Od rewolucjonisty do funkcjonariusza państwowego. Tak o książce "Zwykły polski los" mówi Bronisław Komorowski. Wywiad-rzeka z prezydentem od dziś jest do kupienia w księgarniach.

Posłowie opozycji nie mają wątpliwości, że książka jest elementem kampanii wyborczej. Różnice pojawiają się w ocenach, czy pomoże ona urzędującemu prezydentowi, czy też zaszkodzi.

Szef klubu Prawa i Sprawiedliwości Mariusz Błaszczak książki wprawdzie nie czytał, ale twierdzi, że zaszkodzi ona Bronisławowi Komorowskiemu. To strzał w stopę, sztab prezydenta ma problem - mówi polityk. Dodaje, że w książce są fragmenty, które szkodzą urzędującej głowie państwa, między innymi to, że Bronisław Komorowski planował przeprowadzić zamach na milicjanta.

W ocenie rzecznika Sojuszu Lewicy Demokratycznej Dariusza Jońskiego, książka nie będzie miała żadnego wpływu na przedwyborcze zmagania. Pytany o wątek zamachu na milicjanta, polityk odpowiada, że ta historia może zainteresować prasę kolorową. W ocenie Jońskiego, ciekawsza była książka Janusza Palikota, w której oczernił wszystkich kolegów.

Zamach na milicjanta miał być przeprowadzony w 1972 roku, w rocznicę Grudnia'70. Jeden z kolegów późniejszego prezydenta kupił pistolet. Zamachu nie udało się przeprowadzić, bo kaliber broni był nietypowy i nie można było do niego dokupić amunicji. Poza tym pistolet znalazła matka kolegi, a jego ojciec broń zniszczył i wyrzucił.

Szef sztabu prezydenta, poseł Platformy Obywatelskiej Robert Tyszkiewicz, wyjaśnia, że książka jest opowieścią o korzeniach Bronisława Komorowskiego, o jego życiowych doświadczeniach, niełatwym czasie bycia w podziemiu, o kształtowaniu fundamentów III RP. To jest opowieść o tym, jak budował się polityk, który dziś jest prezydentem Polski - podkreśla Tyszkiewicz. Przekonuje, że Bronisław Komorowski jest człowiekiem autentycznym , a nie manekinem o wystudiowanym każdym ruchu.

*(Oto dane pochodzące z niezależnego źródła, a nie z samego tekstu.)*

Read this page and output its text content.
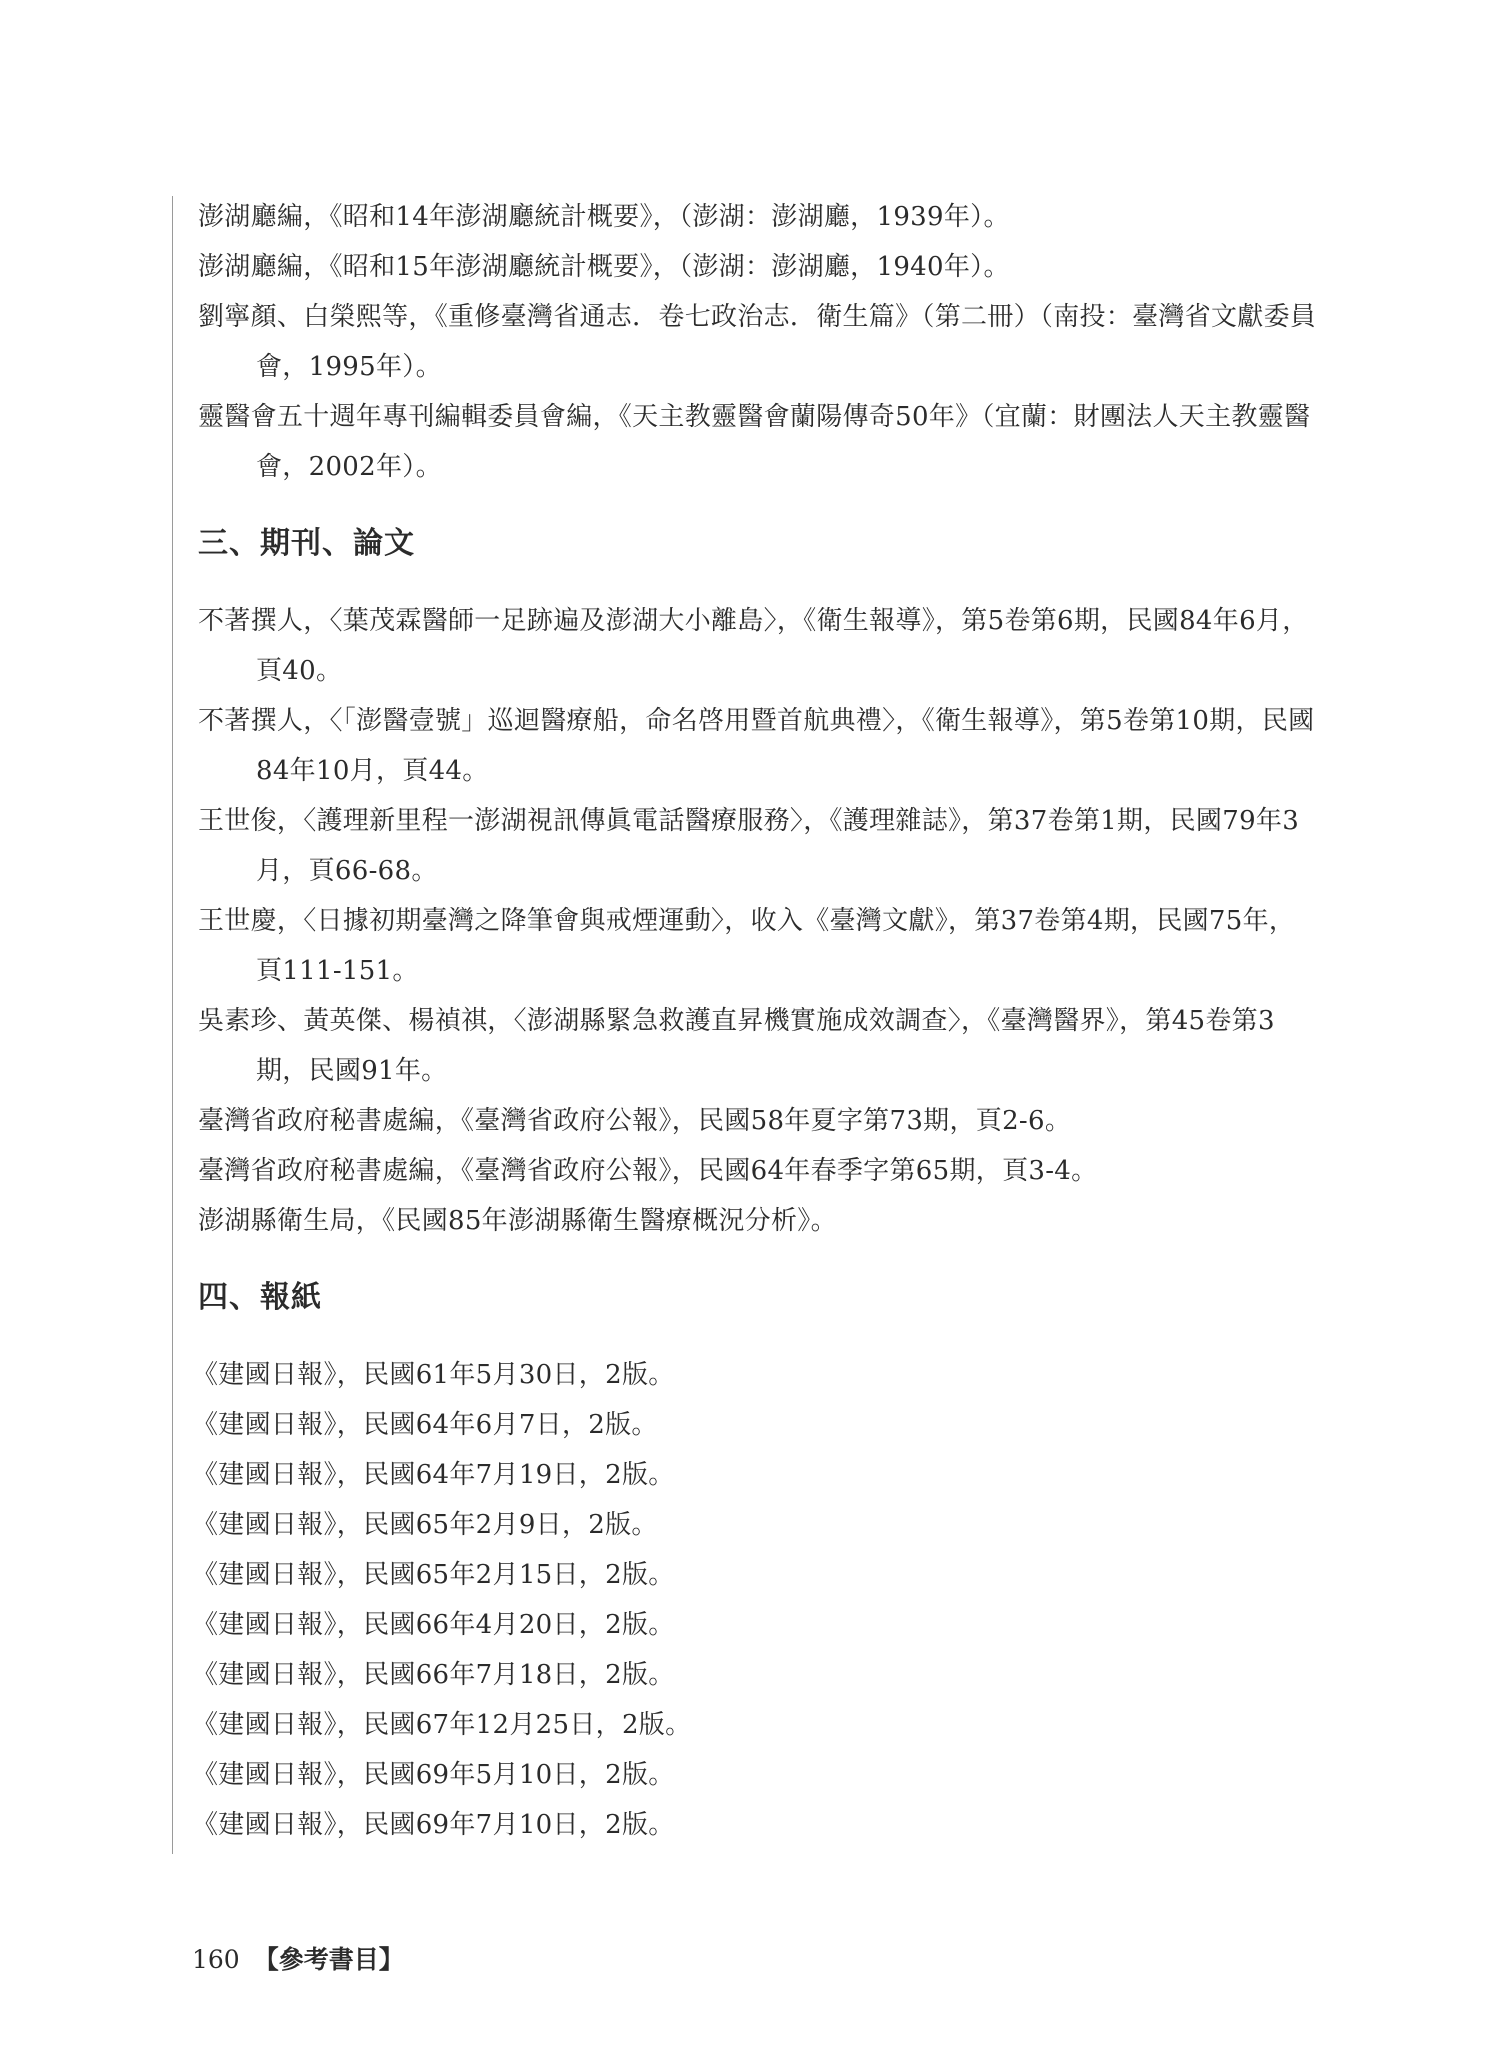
澎湖廳編，《昭和14年澎湖廳統計概要》，（澎湖：澎湖廳，1939年）。
澎湖廳編，《昭和15年澎湖廳統計概要》，（澎湖：澎湖廳，1940年）。
劉寧顏、白榮熙等，《重修臺灣省通志．卷七政治志．衛生篇》（第二冊）（南投：臺灣省文獻委員會，1995年）。
靈醫會五十週年專刊編輯委員會編，《天主教靈醫會蘭陽傳奇50年》（宜蘭：財團法人天主教靈醫會，2002年）。
三、期刊、論文
不著撰人，〈葉茂霖醫師一足跡遍及澎湖大小離島〉，《衛生報導》，第5卷第6期，民國84年6月，頁40。
不著撰人，〈「澎醫壹號」巡迴醫療船，命名啓用暨首航典禮〉，《衛生報導》，第5卷第10期，民國84年10月，頁44。
王世俊，〈護理新里程一澎湖視訊傳眞電話醫療服務〉，《護理雜誌》，第37卷第1期，民國79年3月，頁66-68。
王世慶，〈日據初期臺灣之降筆會與戒煙運動〉，收入《臺灣文獻》，第37卷第4期，民國75年，頁111-151。
吳素珍、黃英傑、楊禎祺，〈澎湖縣緊急救護直昇機實施成效調查〉，《臺灣醫界》，第45卷第3期，民國91年。
臺灣省政府秘書處編，《臺灣省政府公報》，民國58年夏字第73期，頁2-6。
臺灣省政府秘書處編，《臺灣省政府公報》，民國64年春季字第65期，頁3-4。
澎湖縣衛生局，《民國85年澎湖縣衛生醫療概況分析》。
四、報紙
《建國日報》，民國61年5月30日，2版。
《建國日報》，民國64年6月7日，2版。
《建國日報》，民國64年7月19日，2版。
《建國日報》，民國65年2月9日，2版。
《建國日報》，民國65年2月15日，2版。
《建國日報》，民國66年4月20日，2版。
《建國日報》，民國66年7月18日，2版。
《建國日報》，民國67年12月25日，2版。
《建國日報》，民國69年5月10日，2版。
《建國日報》，民國69年7月10日，2版。
160 【參考書目】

Autorem wywiadu z prezydentem jest historyk i publicysta Jan Skórzyński. W czasach PRL-u był uczestnikiem niezależnego ruchu studenckiego. W latach 80. pracował między innymi w "Przeglądzie Katolickim" i "Tygodniku Solidarność". Od 1995 roku był szefem działu zagranicznego w "Rzeczpospolitej", później jej wicenaczelnym. Obecnie Jan Skórzyński pracuje w Europejskim Centrum Solidarności.